From univariate linear regression analysis, the factors associated with BMD of the total hip were female, age ≥ 65 years, lower BMI, and ALP > 120 U/L. Multivariate analysis showed that the factors of age ≥ 65 years, female, BMI, and ALP > 120 U/L were independently associated with BMD of the total hip in Models 1 and 2. Beta-blocker use was not associated with BMD of the total hip in any models (Table 3).
From univariate linear regression analysis, the factors associated with BMD of the 1/3 radius were female, age ≥ 65 years, former smoking, dialysis vintage, PTH < 120 pg/mL, lower BMI, and ALP > 120 U/L. Multivariate analysis showed that the factors of age ≥ 65 years, female, and ALP > 120 U/L were independently associated with BMD of the 1/3 radius in Models 1 and 2. Beta-blocker use was not associated with BMD of the 1/3 radius in any models (Table 4).
From univariate linear regression analysis, the factors associated with BMD of the total spine were female, BMI, ischemic stroke, gout, ACEi use, PTH > 585 pg/mL, and ALP > 120 U/L. Multivariate analysis showed that the factors of female, BMI, and gout were independently associated with BMD of the total spine in Models 1 and 2. Beta-blocker use was not associated with BMD of the total spine in any models (Table 5).

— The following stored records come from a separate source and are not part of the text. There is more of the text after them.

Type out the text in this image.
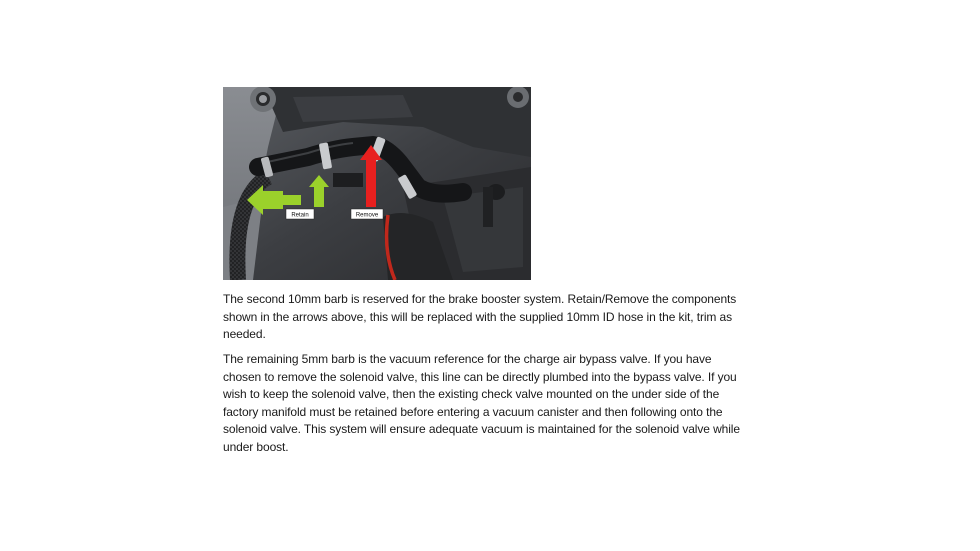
Retain	Remove

The second 10mm barb is reserved for the brake booster system. Retain/Remove the components shown in the arrows above, this will be replaced with the supplied 10mm ID hose in the kit, trim as needed.

The remaining 5mm barb is the vacuum reference for the charge air bypass valve. If you have chosen to remove the solenoid valve, this line can be directly plumbed into the bypass valve. If you wish to keep the solenoid valve, then the existing check valve mounted on the under side of the factory manifold must be retained before entering a vacuum canister and then following onto the solenoid valve. This system will ensure adequate vacuum is maintained for the solenoid valve while under boost.
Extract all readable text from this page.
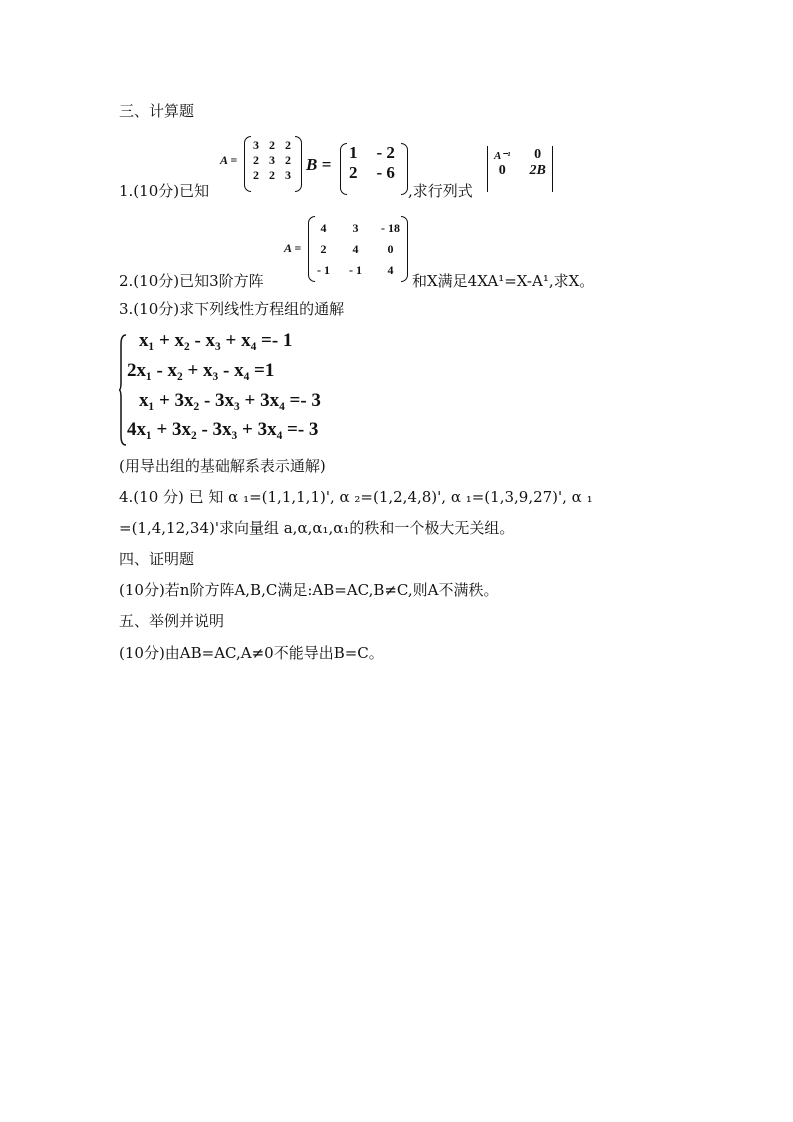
三、计算题
1.(10分)已知
A =
3	2	2
2	3	2
2	2	3
B =
1	- 2
2	- 6
,求行列式
A⁻¹	0
0	2B
2.(10分)已知3阶方阵
A =
4	3	- 18
2	4	0
- 1	- 1	4
和X满足4XA¹=X-A¹,求X。
3.(10分)求下列线性方程组的通解
x₁ + x₂ - x₃ + x₄ =- 1
2x₁ - x₂ + x₃ - x₄ =1
x₁ + 3x₂ - 3x₃ + 3x₄ =- 3
4x₁ + 3x₂ - 3x₃ + 3x₄ =- 3
(用导出组的基础解系表示通解)
4.(10 分) 已 知 α ₁=(1,1,1,1)', α ₂=(1,2,4,8)', α ₁=(1,3,9,27)', α ₁
=(1,4,12,34)'求向量组 a,α,α₁,α₁的秩和一个极大无关组。
四、证明题
(10分)若n阶方阵A,B,C满足:AB=AC,B≠C,则A不满秩。
五、举例并说明
(10分)由AB=AC,A≠0不能导出B=C。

The incidence of osteoporosis was 50% among all patients. When the on-site T-score ≤ −2.5 was investigated, the two most common sites were the femoral neck (35.94%) and 1/3 radius (35.16%) (Table S2). However, no difference in the incidence between the beta-blocker users and the control group was found.
From univariate logistic regression analysis, the risk factors of osteoporosis were female, age ≥ 65 years, lower BMI, and ALP > 120 U/L. Multivariate analysis showed that the factors of age ≥ 65 years (aOR 3.31 (1.25–8.80), p = 0.02), female (aOR 4.13 (1.68–10.14), p = 0.002), lower BMI (aOR 0.89 (0.81–0.98), p = 0.02), and ALP > 120 U/L (aOR 3.88 (1.33–11.32), p = 0.01) were independently associated with osteoporosis (Table 6).
4. Discussion
This is the first study to investigate the association between beta-blocker usage and BMD in hemodialysis patients. The study demonstrated that beta-blocker use was not associated with BMD levels, however in the subgroup analysis, beta-1 selective blocker use was associated with a lower BMD of the femoral neck. The prevalence of osteoporosis in hemodialysis patients was 50% and the risk factors for osteoporosis were age ≥ 65 years, female, lower BMI, and ALP over 120 U/L.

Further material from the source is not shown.